After its completion, the painting began touring the country, visiting cities such as San Francisco, New York, and Philadelphia, all the while continuing the legacies of these two men.  By 1898, Hooker’s niece moved the painting to Watertown, New York.  It was installed and displayed in Washington Hall’s auditorium until the building’s demolition in 1913.  Then, the painting was rolled up and moved to storage for the next 44 years, with only a brief exhibition in 1927.

In 1957, the painting was unrolled, examined, and donated to the National Park Service.  After accepting the painting, the NPS discovered that between its size and its condition, significant funding was needed to provide it a proper home.  It was not until 1985 when the NPS found a partner in Mr.
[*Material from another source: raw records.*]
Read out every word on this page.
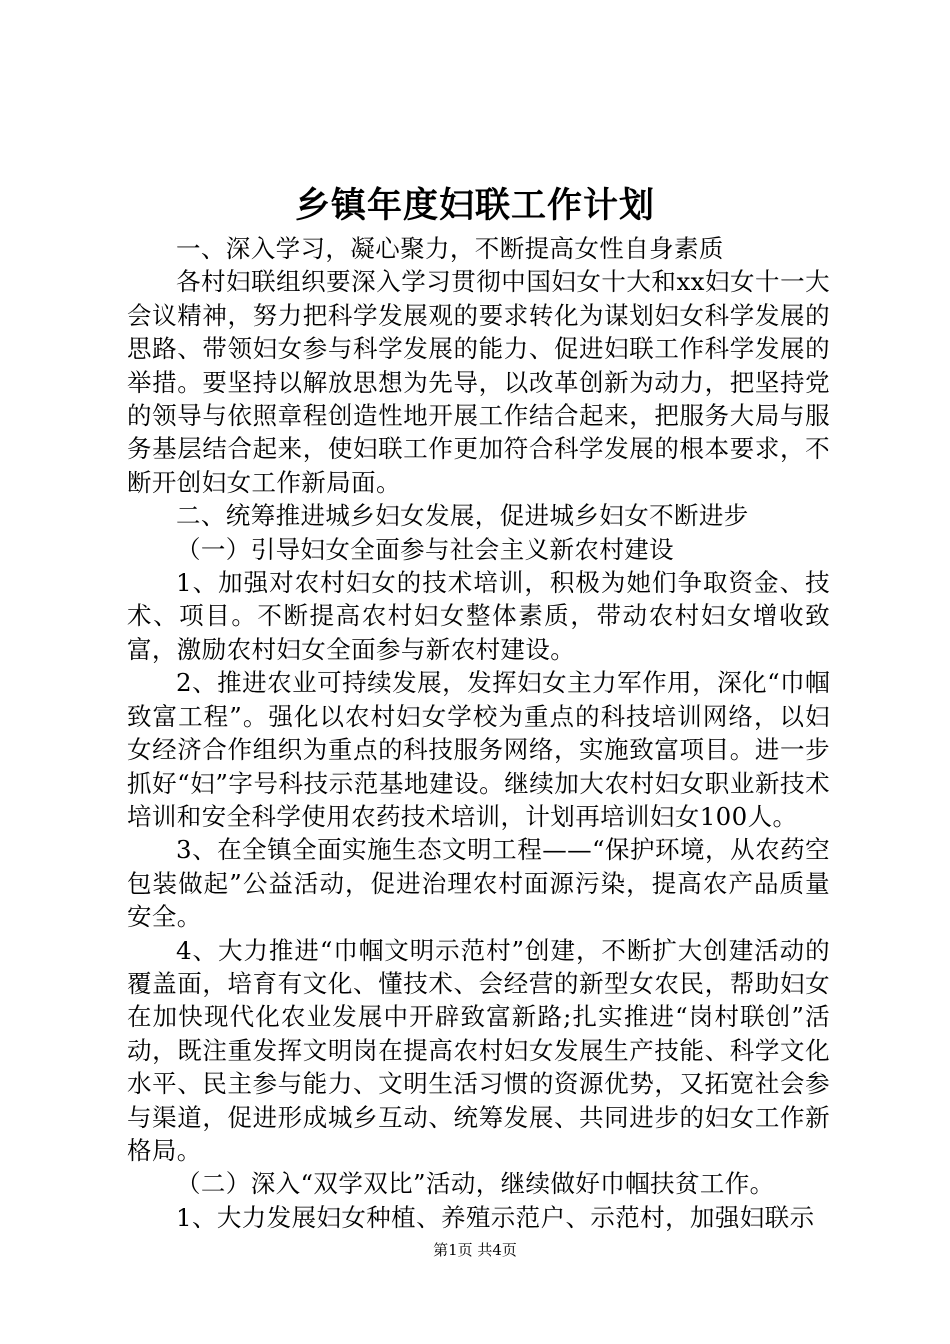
乡镇年度妇联工作计划

一、深入学习，凝心聚力，不断提高女性自身素质

各村妇联组织要深入学习贯彻中国妇女十大和xx妇女十一大会议精神，努力把科学发展观的要求转化为谋划妇女科学发展的思路、带领妇女参与科学发展的能力、促进妇联工作科学发展的举措。要坚持以解放思想为先导，以改革创新为动力，把坚持党的领导与依照章程创造性地开展工作结合起来，把服务大局与服务基层结合起来，使妇联工作更加符合科学发展的根本要求，不断开创妇女工作新局面。

二、统筹推进城乡妇女发展，促进城乡妇女不断进步

（一）引导妇女全面参与社会主义新农村建设

1、加强对农村妇女的技术培训，积极为她们争取资金、技术、项目。不断提高农村妇女整体素质，带动农村妇女增收致富，激励农村妇女全面参与新农村建设。

2、推进农业可持续发展，发挥妇女主力军作用，深化“巾帼致富工程”。强化以农村妇女学校为重点的科技培训网络，以妇女经济合作组织为重点的科技服务网络，实施致富项目。进一步抓好“妇”字号科技示范基地建设。继续加大农村妇女职业新技术培训和安全科学使用农药技术培训，计划再培训妇女100人。

3、在全镇全面实施生态文明工程——“保护环境，从农药空包装做起”公益活动，促进治理农村面源污染，提高农产品质量安全。

4、大力推进“巾帼文明示范村”创建，不断扩大创建活动的覆盖面，培育有文化、懂技术、会经营的新型女农民，帮助妇女在加快现代化农业发展中开辟致富新路;扎实推进“岗村联创”活动，既注重发挥文明岗在提高农村妇女发展生产技能、科学文化水平、民主参与能力、文明生活习惯的资源优势，又拓宽社会参与渠道，促进形成城乡互动、统筹发展、共同进步的妇女工作新格局。

（二）深入“双学双比”活动，继续做好巾帼扶贫工作。

1、大力发展妇女种植、养殖示范户、示范村，加强妇联示

第1页 共4页
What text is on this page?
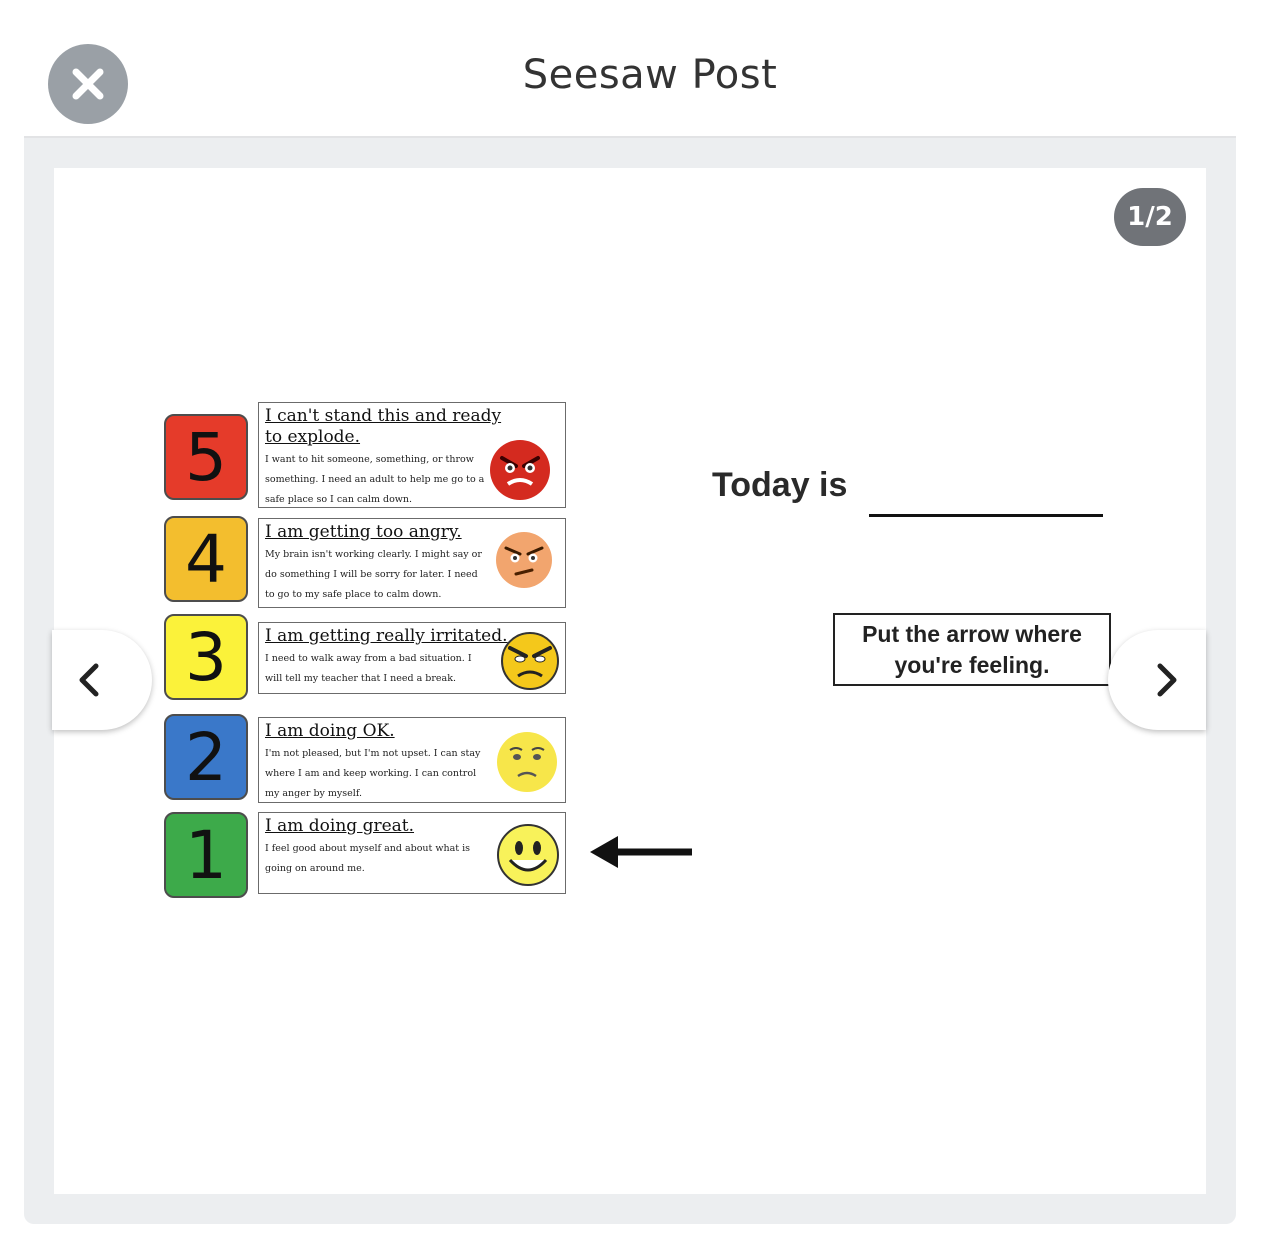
Seesaw Post
1/2
5
I can't stand this and ready to explode.

I want to hit someone, something, or throw something. I need an adult to help me go to a safe place so I can calm down.

4	I am getting too angry.

My brain isn't working clearly. I might say or do something I will be sorry for later. I need to go to my safe place to calm down.

3	I am getting really irritated.

I need to walk away from a bad situation. I will tell my teacher that I need a break.

2	I am doing OK.

I'm not pleased, but I'm not upset. I can stay where I am and keep working. I can control my anger by myself.

1	I am doing great.

I feel good about myself and about what is going on around me.

Today is
Put the arrow where you're feeling.
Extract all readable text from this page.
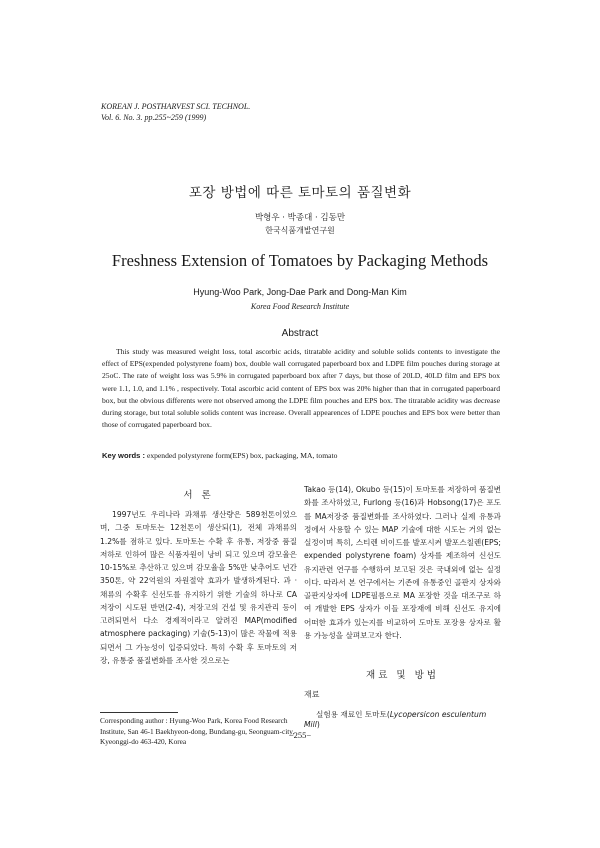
KOREAN J. POSTHARVEST SCI. TECHNOL.
Vol. 6. No. 3. pp.255~259 (1999)
포장 방법에 따른 토마토의 품질변화
박형우 · 박종대 · 김동만
한국식품개발연구원
Freshness Extension of Tomatoes by Packaging Methods
Hyung-Woo Park, Jong-Dae Park and Dong-Man Kim
Korea Food Research Institute
Abstract

This study was measured weight loss, total ascorbic acids, titratable acidity and soluble solids contents to investigate the effect of EPS(expended polystyrene foam) box, double wall corrugated paperboard box and LDPE film pouches during storage at 25oC. The rate of weight loss was 5.9% in corrugated paperboard box after 7 days, but those of 20LD, 40LD film and EPS box were 1.1, 1.0, and 1.1% , respectively. Total ascorbic acid content of EPS box was 20% higher than that in corrugated paperboard box, but the obvious differents were not observed among the LDPE film pouches and EPS box. The titratable acidity was decrease during storage, but total soluble solids content was increase. Overall appearences of LDPE pouches and EPS box were better than those of corrugated paperboard box.

Key words : expended polystyrene form(EPS) box, packaging, MA, tomato
서 론

1997년도 우리나라 과채류 생산량은 589천톤이었으며, 그중 토마토는 12천톤이 생산되(1), 전체 과채류의 1.2%를 점하고 있다. 토마토는 수확 후 유통, 저장중 품질저하로 인하여 많은 식품자원이 낭비 되고 있으며 감모율은 10-15%로 추산하고 있으며 감모율을 5%만 낮추어도 년간 350톤, 약 22억원의 자원절약 효과가 발생하게된다. 과 · 채류의 수확후 신선도를 유지하기 위한 기술의 하나로 CA 저장이 시도된 반면(2-4), 저장고의 건설 및 유지관리 등이 고려되면서 다소 경제적이라고 알려진 MAP(modified atmosphere packaging) 기술(5-13)이 많은 작물에 적용되면서 그 가능성이 입증되었다. 특히 수확 후 토마토의 저장, 유통중 품질변화를 조사한 것으로는

Corresponding author : Hyung-Woo Park, Korea Food Research Institute, San 46-1 Baekhyeon-dong, Bundang-gu, Seonguam-city, Kyeonggi-do 463-420, Korea

Takao 등(14), Okubo 등(15)이 토마토를 저장하여 품질변화를 조사하였고, Furlong 등(16)과 Hobsong(17)은 포도를 MA저장중 품질변화를 조사하였다. 그러나 실제 유통과정에서 사용할 수 있는 MAP 기술에 대한 시도는 거의 없는 실정이며 특히, 스티렌 비이드를 발포시켜 발포스칠렌(EPS; expended polystyrene foam) 상자를 제조하여 신선도 유지관련 연구를 수행하여 보고된 것은 국내외에 없는 실정이다. 따라서 본 연구에서는 기존에 유통중인 골판지 상자와 골판지상자에 LDPE필름으로 MA 포장한 것을 대조구로 하여 개발한 EPS 상자가 이들 포장재에 비해 신선도 유지에 어떠한 효과가 있는지를 비교하여 도마토 포장용 상자로 활용 가능성을 살펴보고자 한다.

재료 및 방법
재료
실험용 재료인 토마토(Lycopersicon esculentum Mill)
−255−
Scott Probasco, a local Chattanoogan, who offered to help fund raise for the painting’s restoration.  After raising over $100,000 for conservation, shipping, and final installation, Probasco helped ensure the painting’s legacy, as well as his own.  Finally, in 1986, The Battle of Lookout Mountain was installed in the unfinished auditorium of the Lookout Mountain Battlefield Visitor Center, where its legacy continues.

This mural was outstanding!
After looking at it up close, we could see why it would take 4 years to complete!
That’s General Hooker on the white horse.
We’re in the Park now.
Another large house right on the border.
We’ll have to come back on a sunny day and check out the view.
This is the Peace Memorial donated by New York.
It shows Union and Confederate soldiers shaking hands under the US flag.
The Monument was erected in 1907.
The arrow is pointing to an historiacal house (Craven’s House) we’ll visit later.
On the way to the Ochs Museum.
This is the Ochs Museum
You can’t get to that rock now, but it’s the setting for many historical pictures!
That’s as close as we could get to it, and we had to zoom in to take it.
Man poses on Umbrella ROck 1864
This photo is nearly life-size right as you walk into the museum!
Stunning!
200+ Tennessee History ideas in 2020 | tennessee, history, peabody hotel
See what I mean?
Hard to believe it’s still standing just as it was!
That doesn’t look appealing at all, but I guess verses starvation,
it would probably look pretty terrific.
We’ve not seen one of these before!
It took us a minute, but we got it!
Can you?
There were a lot of pictures taken on this rock as well,
but we couldn’t figure out where this one was located.
There was another couple with us in the museum
and he reminded us that these men were wearing
smooth-soled leather boots with absolutely no grip!
Yikes!
Mansfield!
That’s near our hometown!
In fact, it is the hometown of our daughter-in-law, Shena!
The sun’s trying!
It’s not as life-threatening as Blaine made it look. : )

Thus ends History Lesson Number Two and Three.